Writing for ‘Egypt Today,’ Egyptian sociologist Saad Eddin Ibrahim claims that Egypt, the poorest country in the Arab world besides Yemen and Sudan, is currently home to 10 million refugees, 5 million from Sudan, 3 million from Syria, 1 million from Iraq, and half a million from Palestine.

He adds that Egypt welcomes refugees with open arms, and some, like the Syrians, are growing the economy - which is what I heard about the Syrians in Cairo as well. However, he claims the question is the reason they have fled. Ten million refugees are escaping their country, not their enemies. They are not like Ukrainians in Poland. Rather they are displaced persons fleeing their countries by any means possible, leaving the seas filled with corpses, children and plastic boats.

Moreover, while Arabism is solidarity and helping one another is a fraternal duty, the countries drowning in the most miserable types of refugees are the ones most in need of help themselves.
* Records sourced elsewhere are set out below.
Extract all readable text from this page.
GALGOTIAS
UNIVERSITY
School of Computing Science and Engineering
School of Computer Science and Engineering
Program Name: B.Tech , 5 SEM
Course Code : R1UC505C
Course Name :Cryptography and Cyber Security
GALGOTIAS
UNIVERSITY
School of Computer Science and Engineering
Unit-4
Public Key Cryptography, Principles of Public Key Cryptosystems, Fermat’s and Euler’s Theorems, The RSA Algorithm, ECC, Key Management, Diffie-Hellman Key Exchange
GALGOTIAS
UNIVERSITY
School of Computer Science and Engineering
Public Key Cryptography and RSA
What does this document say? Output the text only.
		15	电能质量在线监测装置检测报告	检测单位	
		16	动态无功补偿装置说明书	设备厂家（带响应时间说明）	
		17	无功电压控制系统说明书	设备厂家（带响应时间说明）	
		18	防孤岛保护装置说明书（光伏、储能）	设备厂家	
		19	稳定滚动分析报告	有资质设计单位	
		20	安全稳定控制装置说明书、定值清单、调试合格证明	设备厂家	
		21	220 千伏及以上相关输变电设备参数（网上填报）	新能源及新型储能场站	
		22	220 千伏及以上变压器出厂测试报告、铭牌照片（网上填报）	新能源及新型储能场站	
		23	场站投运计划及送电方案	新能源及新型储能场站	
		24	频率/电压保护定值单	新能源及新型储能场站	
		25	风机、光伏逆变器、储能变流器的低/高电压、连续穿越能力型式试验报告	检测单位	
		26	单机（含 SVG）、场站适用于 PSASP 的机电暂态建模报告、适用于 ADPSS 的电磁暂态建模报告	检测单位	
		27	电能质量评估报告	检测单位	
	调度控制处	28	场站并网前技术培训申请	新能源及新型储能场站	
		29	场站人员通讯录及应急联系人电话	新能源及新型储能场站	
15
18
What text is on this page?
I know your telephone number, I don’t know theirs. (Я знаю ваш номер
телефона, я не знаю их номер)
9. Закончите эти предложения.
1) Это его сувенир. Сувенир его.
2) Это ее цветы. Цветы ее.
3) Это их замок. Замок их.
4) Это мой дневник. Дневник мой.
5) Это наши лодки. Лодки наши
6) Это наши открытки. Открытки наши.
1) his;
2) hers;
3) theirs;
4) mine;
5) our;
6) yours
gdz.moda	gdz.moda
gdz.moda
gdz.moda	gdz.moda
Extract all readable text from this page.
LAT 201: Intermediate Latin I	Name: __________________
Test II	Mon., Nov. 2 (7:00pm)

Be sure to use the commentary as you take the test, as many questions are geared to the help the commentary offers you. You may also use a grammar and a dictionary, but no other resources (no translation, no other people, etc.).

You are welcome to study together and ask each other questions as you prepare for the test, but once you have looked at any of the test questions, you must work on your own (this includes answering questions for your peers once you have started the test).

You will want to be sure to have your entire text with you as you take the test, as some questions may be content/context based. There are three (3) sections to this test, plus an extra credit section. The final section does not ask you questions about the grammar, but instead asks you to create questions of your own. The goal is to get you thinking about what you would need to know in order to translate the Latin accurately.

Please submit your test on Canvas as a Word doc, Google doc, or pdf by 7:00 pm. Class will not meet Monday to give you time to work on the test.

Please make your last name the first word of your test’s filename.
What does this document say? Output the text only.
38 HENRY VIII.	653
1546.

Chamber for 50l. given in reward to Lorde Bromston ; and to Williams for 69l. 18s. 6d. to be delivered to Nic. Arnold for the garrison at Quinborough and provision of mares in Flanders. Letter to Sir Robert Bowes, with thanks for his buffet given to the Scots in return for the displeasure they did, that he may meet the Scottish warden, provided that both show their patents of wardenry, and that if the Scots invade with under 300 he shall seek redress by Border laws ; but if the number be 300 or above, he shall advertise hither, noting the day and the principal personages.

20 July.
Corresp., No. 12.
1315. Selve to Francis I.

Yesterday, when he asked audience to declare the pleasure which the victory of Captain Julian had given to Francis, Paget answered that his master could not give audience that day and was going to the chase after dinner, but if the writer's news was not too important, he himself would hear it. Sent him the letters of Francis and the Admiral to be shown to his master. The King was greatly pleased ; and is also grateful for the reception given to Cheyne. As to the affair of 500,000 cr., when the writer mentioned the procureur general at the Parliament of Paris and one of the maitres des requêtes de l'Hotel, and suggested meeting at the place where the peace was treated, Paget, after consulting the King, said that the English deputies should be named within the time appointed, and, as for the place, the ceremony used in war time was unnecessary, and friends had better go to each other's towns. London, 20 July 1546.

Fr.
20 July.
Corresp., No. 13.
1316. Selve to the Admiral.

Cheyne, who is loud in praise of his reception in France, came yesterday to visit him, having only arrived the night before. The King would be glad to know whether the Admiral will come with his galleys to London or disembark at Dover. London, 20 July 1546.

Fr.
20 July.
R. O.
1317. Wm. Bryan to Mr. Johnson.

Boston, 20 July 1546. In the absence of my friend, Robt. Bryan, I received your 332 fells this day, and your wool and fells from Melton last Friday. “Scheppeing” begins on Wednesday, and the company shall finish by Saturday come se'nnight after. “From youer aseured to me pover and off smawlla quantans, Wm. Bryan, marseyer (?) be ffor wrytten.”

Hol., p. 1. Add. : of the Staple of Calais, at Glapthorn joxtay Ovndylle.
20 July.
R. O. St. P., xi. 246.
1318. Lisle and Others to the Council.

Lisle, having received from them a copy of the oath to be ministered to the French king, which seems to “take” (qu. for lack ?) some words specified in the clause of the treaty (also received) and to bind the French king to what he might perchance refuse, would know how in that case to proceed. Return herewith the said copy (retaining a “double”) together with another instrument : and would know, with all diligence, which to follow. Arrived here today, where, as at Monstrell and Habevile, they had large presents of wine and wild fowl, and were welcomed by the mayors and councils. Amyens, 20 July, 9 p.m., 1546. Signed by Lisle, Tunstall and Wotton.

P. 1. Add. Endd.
If Egypt has the capacity, because of its size and population, to host ten million other people, the same cannot be said of Jordan or Lebanon, for example.

How could a country as vast and rich as Iraq produce so many migrants instead of receiving others itself? How can a country like Syria tolerate the fact that 12 million citizens, most of them capable and skilled workers, have left the country? The whole world treats the refugee crisis like it were the host countries’ problem. They behave like the issue has nothing to do with them, which has made the problem worse and worse.

Forty to Sixty thousand Syrian children are born in Lebanon every year. The numbers in Jordan are probably very similar. These people need schools, universities, and jobs; otherwise, they grow up in conditions that threaten the future of both groups.

The hospitality of Egypt cannot be taken as a basis for the tragedies of the twenty-first century. The calamity of the previous century was Israel’s displacement of the Palestinians. The Arabs are falling victim to displacement at the hands of their own countrymen. Was Dr. Ibrahim not taken aback when he wrote that 5 million Sudanese have become refugees in Egypt or anywhere else? Was Sudan not supposed to be the land of the Arab world’s workers and an investment center? What about Mesopotamia, the country of the Fertile Crescent? There is a massive difference between ten million (twice the population of Lebanon) Arabs immigrating to Egypt and ten million of them fleeing to the country.

It is not a question of hospitality; this displacement is sad. Mr. Saad Eddin Ibrahim also claims there are half of a million Libyans in Egypt. What happened to the days when Egypt imagined that Libya would be its economic and global auxiliary?